Bundesarbeitsgericht, Urteil vom 7. Februar 2019 - 6 AZR 75/18 -. Das Gebot fairen Verhandelns ist eine arbeitsvertragliche Nebenpflicht. Sie wird [zum Beispiel] verletzt, wenn eine Seite eine psychische Drucksituation schafft, die eine freie und überlegte Entscheidung des Vertragspartners über den Abschluss eines Aufhebungsvertrags erheblich erschwert.

Dies könnte insbesondere dann der Fall sein, wenn eine krankheitsbedingte Schwäche bewusst ausgenutzt werden würde. Wer unfair behandelt, hat Schadensersatz zu leisten. Er muss den Zustand herstellen, der ohne die Pflichtverletzung bestünde (sog. Naturalrestitution, § 249 Abs. 1 BGB). Wer unfair behandelt wurde, ist so zu stellen, als wäre [im Beispiel] der Aufhebungsvertrag nicht geschlossen worden. Dies führt dann dazu, dass das Arbeitsverhältnis fortbesteht.
Anmerkung
1.
Da Rechtsgrundlage § 242 ist, also Treu und Glauben, ist das Urteil im Prinzip für alle Rechtsgebiete anwendbar, nicht nur im Arbeitsrecht.
2.
Der Fall, wie ihn das BAG berichtet:
Die Klägerin war bei der Beklagten als Reinigungskraft beschäftigt. Sie schloss in ihrer Wohnung mit dem Lebensgefährten der Beklagten einen Aufhebungsvertrag, der die sofortige Beendigung des Arbeitsverhältnisses ohne Zahlung einer Abfindung vorsieht. Anlass und Ablauf der Vertragsverhandlungen sind umstritten. Nach Darstellung der Klägerin war sie am Tag des Vertragsschlusses erkrankt. Sie hat den Aufhebungsvertrag wegen Irrtums, arglistiger Täuschung und widerrechtlicher Drohung angefochten und hilfsweise widerrufen. Mit ihrer Klage wendet sie sich u.a. gegen die Beendigung ihres Arbeitsverhältnisses durch den Aufhebungsvertrag.
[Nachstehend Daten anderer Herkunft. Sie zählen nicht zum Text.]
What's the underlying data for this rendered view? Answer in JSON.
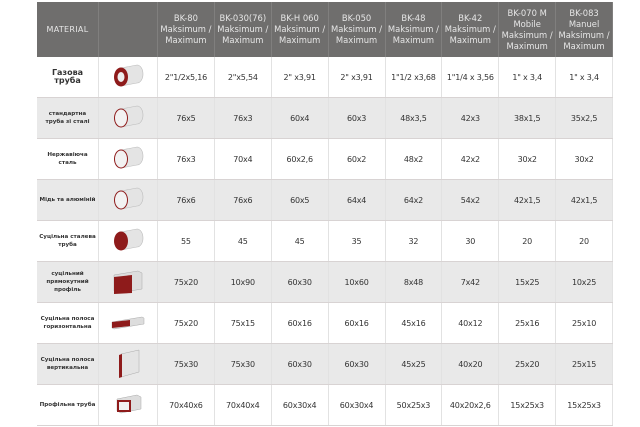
{
  "header": {
    "material_label": "MATERIAL",
    "columns": [
      "BK-80 Maksimum / Maximum",
      "BK-030(76) Maksimum / Maximum",
      "BK-H 060 Maksimum / Maximum",
      "BK-050 Maksimum / Maximum",
      "BK-48 Maksimum / Maximum",
      "BK-42 Maksimum / Maximum",
      "BK-070 M Mobile Maksimum / Maximum",
      "BK-083 Manuel Maksimum / Maximum"
    ]
  },
  "rows": [
    {
      "name": "Газова труба",
      "icon": "pipe-thick-icon",
      "values": [
        "2\"1/2x5,16",
        "2\"x5,54",
        "2\" x3,91",
        "2\" x3,91",
        "1\"1/2 x3,68",
        "1\"1/4 x 3,56",
        "1\" x 3,4",
        "1\" x 3,4"
      ]
    },
    {
      "name": "стандартна труба зі сталі",
      "icon": "pipe-icon",
      "values": [
        "76x5",
        "76x3",
        "60x4",
        "60x3",
        "48x3,5",
        "42x3",
        "38x1,5",
        "35x2,5"
      ]
    },
    {
      "name": "Нержавіюча сталь",
      "icon": "pipe-icon",
      "values": [
        "76x3",
        "70x4",
        "60x2,6",
        "60x2",
        "48x2",
        "42x2",
        "30x2",
        "30x2"
      ]
    },
    {
      "name": "Мідь та алюміній",
      "icon": "pipe-icon",
      "values": [
        "76x6",
        "76x6",
        "60x5",
        "64x4",
        "64x2",
        "54x2",
        "42x1,5",
        "42x1,5"
      ]
    },
    {
      "name": "Суцільна сталева труба",
      "icon": "solid-rod-icon",
      "values": [
        "55",
        "45",
        "45",
        "35",
        "32",
        "30",
        "20",
        "20"
      ]
    },
    {
      "name": "суцільний прямокутний профіль",
      "icon": "solid-bar-icon",
      "values": [
        "75x20",
        "10x90",
        "60x30",
        "10x60",
        "8x48",
        "7x42",
        "15x25",
        "10x25"
      ]
    },
    {
      "name": "Суцільна полоса горизонтальна",
      "icon": "flat-strip-horizontal-icon",
      "values": [
        "75x20",
        "75x15",
        "60x16",
        "60x16",
        "45x16",
        "40x12",
        "25x16",
        "25x10"
      ]
    },
    {
      "name": "Суцільна полоса вертикальна",
      "icon": "flat-strip-vertical-icon",
      "values": [
        "75x30",
        "75x30",
        "60x30",
        "60x30",
        "45x25",
        "40x20",
        "25x20",
        "25x15"
      ]
    },
    {
      "name": "Профільна труба",
      "icon": "rectangular-tube-icon",
      "values": [
        "70x40x6",
        "70x40x4",
        "60x30x4",
        "60x30x4",
        "50x25x3",
        "40x20x2,6",
        "15x25x3",
        "15x25x3"
      ]
    }
  ],
  "colors": {
    "header_bg": "#6f6e6d",
    "accent_red": "#8e1b1b",
    "row_alt": "#e9e9e9"
  }
}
Zwar sind auch Arbeitnehmer Verbraucher. Im Gesetzgebungsverfahren ist jedoch der Wille des Gesetzgebers deutlich geworden, arbeitsrechtliche Aufhebungsverträge nicht in den Anwendungsbereich der §§ 312 ff. BGB einzubeziehen. Aber, es muss auch geprüft werden, ob das Gebot fairen Verhandelns vor Abschluss des Aufhebungsvertrags beachtet wurde.